On 11 November 2011 the redacted Mozambican wrote an email to Jean Boustani, a senior executive at Privinvest: “To secure the project is granted the go-head by the HoS [Head of State, Armando Guebuza], a payment has to be agreed before we get there, so that we know and agree, well in advance, what ought to be paid and when.” Boustani replied the same day that because of “negative experiences in Africa” Privinvest now had a policy that no money could be paid before a contract was signed. On 14 November 2011 the redacted Mozambican agreed that part of the bribes would be paid on signing and part when the project started.
But the Mozambican warned in the e-mail that by the time of project implementation “there will be other players whose interest will have to looked after, e.g. ministry of defense, ministry of interior, air force, etc”. Money must be paid early because “in a democratic government like ours people come and go, and everyone involved will want to have his/her share of the deal while in office, becomes once out of the office, it will be difficult. So it is important that the contract signing success fee be agreed and paid in once-off, upon the signing of the contract.”
In another e-mail exchange on 28 December 2011, it was agreed that $50 mn in bribes would go to Mozambican government officials and $12 mn in kickbacks for Privinvest co-conspirators. It took a further year of negotiation. The ProIndicus contract with Privinvest was signed on 18 January 2013, and the first bribes were paid five days later.
Will Credit Suisse wiggle out?
“The indictment alleges that the former employees worked to defeat the bank’s internal controls, acted out of a motive of personal profit, and sought to hide these activities from the bank,” Credit Suisse said in a statement, adding that the bank would continue to cooperate with authorities.
But the indictment also makes clear how easy it was for Andrew Pearse, head of CS’s Global Financing Group, and the others to bypass the bank’s internal controls, and how little check there was on their activity.
CS is not charged in this indictment, but it will still be argued that the combination of pressure to lend and very light controls encouraged misconduct. The indictment also makes clear that CS and Privinvest pushed the loan and had to offer significant bribes before the Mozambicans would accept. So pressure will remain on CS to accept some liability for the $2 bn secret debt.

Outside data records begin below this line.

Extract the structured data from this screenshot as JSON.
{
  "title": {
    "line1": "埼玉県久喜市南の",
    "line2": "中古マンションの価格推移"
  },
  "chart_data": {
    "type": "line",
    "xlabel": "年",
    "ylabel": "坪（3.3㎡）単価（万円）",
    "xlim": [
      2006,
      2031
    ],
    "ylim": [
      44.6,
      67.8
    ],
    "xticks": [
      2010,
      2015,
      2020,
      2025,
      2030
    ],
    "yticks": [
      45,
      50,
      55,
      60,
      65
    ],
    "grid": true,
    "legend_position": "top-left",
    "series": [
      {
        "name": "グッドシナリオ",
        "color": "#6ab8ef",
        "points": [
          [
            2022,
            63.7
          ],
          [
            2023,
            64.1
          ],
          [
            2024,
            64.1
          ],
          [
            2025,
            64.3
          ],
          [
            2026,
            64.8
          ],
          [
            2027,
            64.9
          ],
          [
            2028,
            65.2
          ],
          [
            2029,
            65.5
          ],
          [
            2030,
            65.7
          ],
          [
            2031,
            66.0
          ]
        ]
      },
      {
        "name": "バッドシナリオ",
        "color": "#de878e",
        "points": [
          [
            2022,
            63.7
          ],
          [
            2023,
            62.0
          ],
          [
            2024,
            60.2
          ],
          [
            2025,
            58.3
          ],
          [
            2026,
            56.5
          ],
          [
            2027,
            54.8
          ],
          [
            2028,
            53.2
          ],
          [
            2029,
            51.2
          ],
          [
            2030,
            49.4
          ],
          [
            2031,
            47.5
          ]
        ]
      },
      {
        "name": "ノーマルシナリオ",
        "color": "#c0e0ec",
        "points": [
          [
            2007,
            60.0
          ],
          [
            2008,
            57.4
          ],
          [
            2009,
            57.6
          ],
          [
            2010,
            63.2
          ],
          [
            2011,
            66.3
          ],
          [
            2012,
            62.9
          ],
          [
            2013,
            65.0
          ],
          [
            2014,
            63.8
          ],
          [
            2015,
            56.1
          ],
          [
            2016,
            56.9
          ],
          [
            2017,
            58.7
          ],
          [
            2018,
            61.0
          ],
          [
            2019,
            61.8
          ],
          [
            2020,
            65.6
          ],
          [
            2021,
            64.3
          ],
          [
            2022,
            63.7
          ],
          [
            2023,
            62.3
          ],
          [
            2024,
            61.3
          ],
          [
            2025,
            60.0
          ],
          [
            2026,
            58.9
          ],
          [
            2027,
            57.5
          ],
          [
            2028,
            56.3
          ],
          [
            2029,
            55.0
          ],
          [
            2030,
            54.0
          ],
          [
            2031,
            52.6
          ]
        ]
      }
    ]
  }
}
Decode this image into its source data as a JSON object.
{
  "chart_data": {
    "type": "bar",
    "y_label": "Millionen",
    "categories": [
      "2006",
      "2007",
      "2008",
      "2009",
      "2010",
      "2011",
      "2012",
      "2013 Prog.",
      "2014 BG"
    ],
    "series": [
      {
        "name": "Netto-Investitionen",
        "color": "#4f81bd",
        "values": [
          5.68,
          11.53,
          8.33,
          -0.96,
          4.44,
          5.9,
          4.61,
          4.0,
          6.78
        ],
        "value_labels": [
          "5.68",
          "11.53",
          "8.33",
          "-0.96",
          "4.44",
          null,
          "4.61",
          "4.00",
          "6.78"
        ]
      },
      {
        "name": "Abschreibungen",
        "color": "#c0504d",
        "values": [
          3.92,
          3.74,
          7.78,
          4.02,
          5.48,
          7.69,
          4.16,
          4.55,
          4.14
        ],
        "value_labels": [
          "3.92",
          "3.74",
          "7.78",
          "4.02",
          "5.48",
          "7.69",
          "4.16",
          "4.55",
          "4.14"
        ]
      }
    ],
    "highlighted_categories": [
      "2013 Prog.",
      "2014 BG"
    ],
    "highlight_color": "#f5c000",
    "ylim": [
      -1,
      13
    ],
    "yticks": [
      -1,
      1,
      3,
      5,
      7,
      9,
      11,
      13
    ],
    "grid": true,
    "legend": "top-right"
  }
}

Britain declines to prosecute $ laundering & leaves it to the US
Many of the actions being prosecuted in the US case took place in London at the Credit Suisse (CS) branch there, and the three ex CS employees were arrested in London on 3 January.
The Financial Times (FT, 11 Nov 2018) reported that the British Financial Conduct Authority (FCA) told CS in August 2018 that it had dropped its criminal probe into the secret loans. The FT commented that “the U-turn is a boon to the bank as the FCA was previously looking to use its criminal money-laundering powers in what would have been one of the first cases of its kind.”
The FT notes that the FCA has yet to file charges in any criminal money laundering case.
Comment: The UK has taken harsh action against Mozambique because of the $2 bn secret debt, cutting off all aid directly given to government. By dropping the case against CS, it makes clear it will punish poor countries taking bribes, but not London banks giving bribes.
The people of Mozambique suffer twice – first from a corrupt government, and then by the UK cutting off aid to health and education. But in London, the corruptors go free – until the United States demands the arrests of the bribe givers.
It leaves the UK looking just like Mozambique, refusing to prosecute the guilty, and punishing the poor but not the rich.
But in Britain’s case, the reluctance to prosecute CS and money laundering may be understandable. If the UK leaves the European Union, it will increasingly be dependent on illegal money to keep the economy afloat. And it will need the support of the big global banks.